La foule des étudiants, rejoints comme d’habitude par des citoyens de divers horizons, a fait vibrer la capitale. Le cortège qui grossit au fil des minutes s’ébranle aux cris de « Djazyer horra demokratiya », « Etat civi et non militaire ». 

Le rejet de l’élection du 12 décembre est exprimé une nouvelle fois avec force en répétant : «Dégage Gaïd Salah, had el âme makache el vote ! », « il n’y aura pas de vote dans la Capitale » (dégage Gaid Salah, pas de vote cette année); « Hé Ho, leblad bladna, w’endirou raina makache el vote ! » (Ce pays est le nôtre, on fera ce qui nous plaît, pas de vote !).

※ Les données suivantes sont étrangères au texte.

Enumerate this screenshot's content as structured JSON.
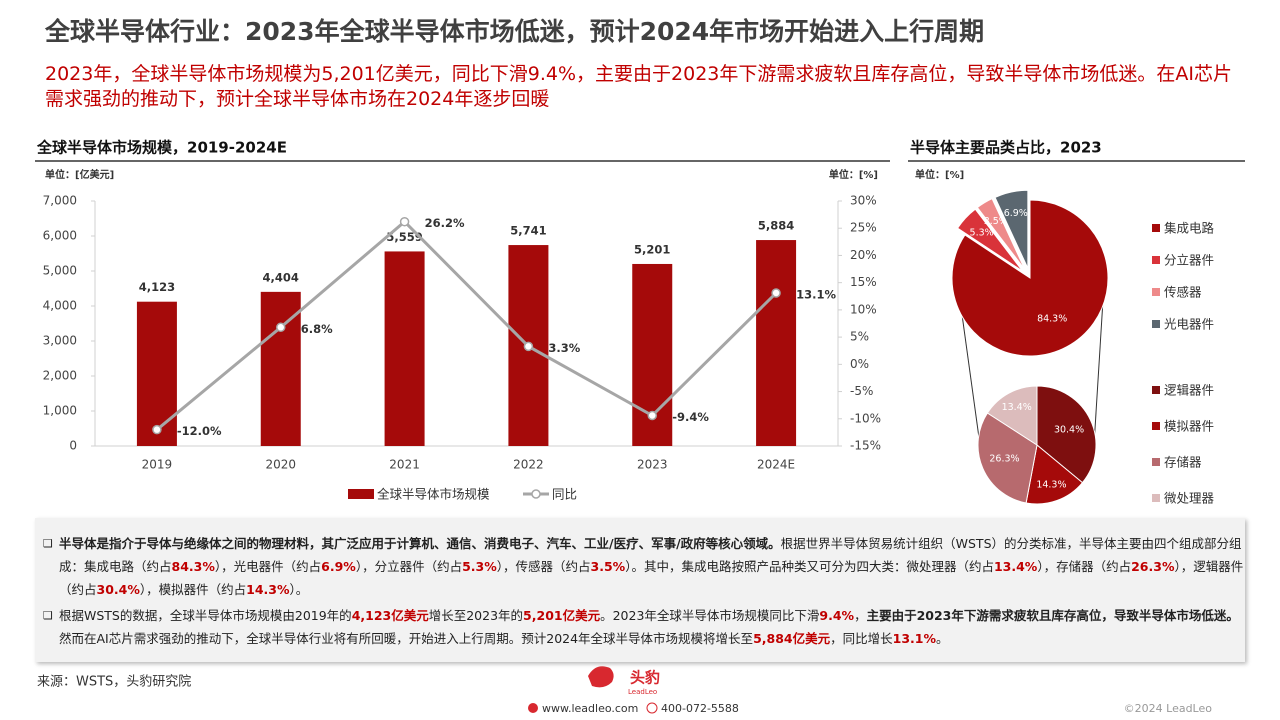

Outre le rejet des élections présidentielles prévues le 12 décembre prochain, les jeunes hirakistes n’ont pas manqué d’apporter leur soutien aux détenus d’opinion. « Liberez les otages », « libérez nos enfants et prenez ceux de Gaid »; « on ne renoncera pas jusqu’à ce que vous libériez tous les détenus », ont scandé à gorges déployés les étudiants qui ont fait une longue halte en des détenus d’El Harrach et tout particulièrement de l’étudiante Yasmine Dahmani.

Dans la foulée des slogans, on n’échappera à l’appel des étudiants pour une mobilisation grandiose le vendredi 1 novembre. « Je lance un appel à tous les Algériens pour sortir en masse vendredi prochain. ça sera Inchalah l’indépendance de l’Algérie. Celui qui n’a pas où passer la nuit, on l’accueillera chez nous à bras ouvert mais nous devons tous nous mobiliser pour en finir avec ce régime agonisant« , témoigne un jeune étudiant sous les cris de « Allah Akbar, Awal Novembre ». 

Les manifestations se sont également déroulées dans plusieurs villes du pays. Tizi Ouzou, Béjaia, Bouira ou encore Constantine pour ne citer que celles-ci, la mobilisation est encore plus forte. Les étudiants ont réitéré leur rejet de l’élection présidentielle et demandent la libération de tous les détenus d’opinion emprisonnés injustement pour avoir revendiquer une Algérie libre et démocratique.